January 12, 2014 - Harry Eagar
In the New York Times, a devastating look at how austerity failed in Ireland

Fintan O'Toole uses both observation . . .:

"There’s always been a simple way to measure how well Ireland is doing: Go to the ports and airports after the Christmas vacation and count the young people waving goodbye to their parents as they head off to the United States, Canada, Australia or Britain, where they have gone to find work and opportunity.

"Other people protest in bad times; the Irish leave. And they’ve been doing so in numbers that haven’t been recorded since the 1980s. Nearly 90,000 people emigrated between April 2012 and April 2013 and close to 400,000 have left since the 2008 crisis. For a country with a population about the size of Kentucky’s (about 4.5 million), that’s a lot of people."

. . . and numbers:

This is why, in the end, the austerity program has not succeeded even in its basic aim of bringing down Ireland’s sovereign debt, which actually rose sharply over the last five years. In 2009, it was 64 percent of G.D.P. Last year, it peaked at 125 percent. The debt has doubled while public spending has been slashed."

No kiddin'.

O'Toole happens to live in an advanced, culturally familiar country, where the disasters of finance capitalism and policies that give credence only to money, not people, is more easily comprehended. But Joseph Stiglitz, based on his experience as top economist at the World Bank and the International Monetary Fund, was saying the same thing about what finance capitalism was doing to distant, poorer, more exotic and obscure Third World countries long before the Panic of '08 brought the lesson home to the places where the modern exploitation of labor was refined.

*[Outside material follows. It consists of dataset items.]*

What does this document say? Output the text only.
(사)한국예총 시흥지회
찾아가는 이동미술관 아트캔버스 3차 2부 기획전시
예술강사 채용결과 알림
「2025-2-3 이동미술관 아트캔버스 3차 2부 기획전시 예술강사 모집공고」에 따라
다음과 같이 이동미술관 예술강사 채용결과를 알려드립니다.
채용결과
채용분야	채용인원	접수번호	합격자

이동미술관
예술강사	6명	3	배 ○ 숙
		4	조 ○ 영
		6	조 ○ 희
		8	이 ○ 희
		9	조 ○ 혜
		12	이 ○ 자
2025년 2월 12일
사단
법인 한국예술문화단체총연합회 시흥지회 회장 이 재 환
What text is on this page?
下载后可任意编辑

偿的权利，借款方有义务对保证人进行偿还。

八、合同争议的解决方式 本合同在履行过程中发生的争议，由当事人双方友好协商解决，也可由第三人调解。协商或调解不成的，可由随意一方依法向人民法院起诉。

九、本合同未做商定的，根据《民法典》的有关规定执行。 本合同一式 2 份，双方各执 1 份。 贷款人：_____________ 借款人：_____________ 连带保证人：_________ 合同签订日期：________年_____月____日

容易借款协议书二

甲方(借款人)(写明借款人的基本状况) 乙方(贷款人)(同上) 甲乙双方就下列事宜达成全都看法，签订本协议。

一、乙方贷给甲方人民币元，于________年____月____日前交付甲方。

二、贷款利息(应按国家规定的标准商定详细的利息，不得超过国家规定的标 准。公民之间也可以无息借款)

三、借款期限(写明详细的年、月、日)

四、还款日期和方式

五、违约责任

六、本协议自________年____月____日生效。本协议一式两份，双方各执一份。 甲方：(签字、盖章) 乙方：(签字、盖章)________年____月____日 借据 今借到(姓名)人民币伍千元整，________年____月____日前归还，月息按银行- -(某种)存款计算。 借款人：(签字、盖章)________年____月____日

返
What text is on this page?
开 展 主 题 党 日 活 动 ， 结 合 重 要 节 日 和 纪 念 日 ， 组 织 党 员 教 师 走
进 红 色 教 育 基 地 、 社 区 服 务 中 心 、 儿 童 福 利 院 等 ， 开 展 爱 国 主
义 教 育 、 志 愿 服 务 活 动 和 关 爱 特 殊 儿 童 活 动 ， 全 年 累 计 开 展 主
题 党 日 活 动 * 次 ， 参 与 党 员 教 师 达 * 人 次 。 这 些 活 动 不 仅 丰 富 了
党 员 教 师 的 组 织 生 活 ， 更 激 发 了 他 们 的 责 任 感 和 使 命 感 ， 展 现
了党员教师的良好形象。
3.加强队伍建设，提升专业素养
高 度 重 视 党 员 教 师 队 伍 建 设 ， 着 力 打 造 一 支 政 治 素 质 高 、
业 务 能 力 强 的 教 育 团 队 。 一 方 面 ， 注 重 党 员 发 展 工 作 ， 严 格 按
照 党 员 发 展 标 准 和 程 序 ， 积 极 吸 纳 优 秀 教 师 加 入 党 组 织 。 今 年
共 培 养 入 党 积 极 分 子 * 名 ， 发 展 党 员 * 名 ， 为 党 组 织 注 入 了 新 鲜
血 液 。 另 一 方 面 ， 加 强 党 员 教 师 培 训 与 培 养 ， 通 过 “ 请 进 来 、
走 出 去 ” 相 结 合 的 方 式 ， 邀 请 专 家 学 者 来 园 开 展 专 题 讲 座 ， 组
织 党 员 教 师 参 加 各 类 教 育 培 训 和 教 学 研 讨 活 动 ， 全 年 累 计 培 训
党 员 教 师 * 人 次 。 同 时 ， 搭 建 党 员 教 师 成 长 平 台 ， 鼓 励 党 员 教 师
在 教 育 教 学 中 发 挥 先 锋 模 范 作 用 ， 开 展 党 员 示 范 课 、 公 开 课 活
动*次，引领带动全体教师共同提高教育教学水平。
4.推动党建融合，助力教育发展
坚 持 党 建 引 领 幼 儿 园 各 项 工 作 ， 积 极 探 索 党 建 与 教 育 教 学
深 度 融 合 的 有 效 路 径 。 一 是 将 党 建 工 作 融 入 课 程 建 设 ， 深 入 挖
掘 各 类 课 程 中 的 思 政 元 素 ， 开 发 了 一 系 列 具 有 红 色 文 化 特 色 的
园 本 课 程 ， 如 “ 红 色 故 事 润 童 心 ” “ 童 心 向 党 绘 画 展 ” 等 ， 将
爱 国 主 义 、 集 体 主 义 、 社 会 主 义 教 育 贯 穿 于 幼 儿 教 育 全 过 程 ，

There actually is a counterexample of how to deal with a failure of markets by giving due weight to the contributions of both capital and labor, and it's right here at home. It is also a source of endless grievance-theater from the money-worshipping American rightwing. It's the American auto industry.

When endlessly incompetent management finally left the Big 3 unable to pay their bills, the government stepped in. Instead of paying off the bondholders first, second and last; it gave due weight to the contributions of labor and diverted some of the assets to workers. It was not fair (the workers were shortchanged) but it was sensible, and it had the obvious knock-on attraction of not destroying the lives of auto pensioners and workers and pensioners in allied segments of the economy.

The rightwingers are still whinging and demanding the head of Obama for not giving them their pound of flesh, but the outcome was rather good. Incompetent management was replaced (at too high a cost) with at least slightly competent management; hundreds of thousands, if not millions of working families were saved from financial disaster; and the sector is expanding again.

The scorched earth tactic of the free-market tub thumpers, on the other hand, leaves behind only scorched earth.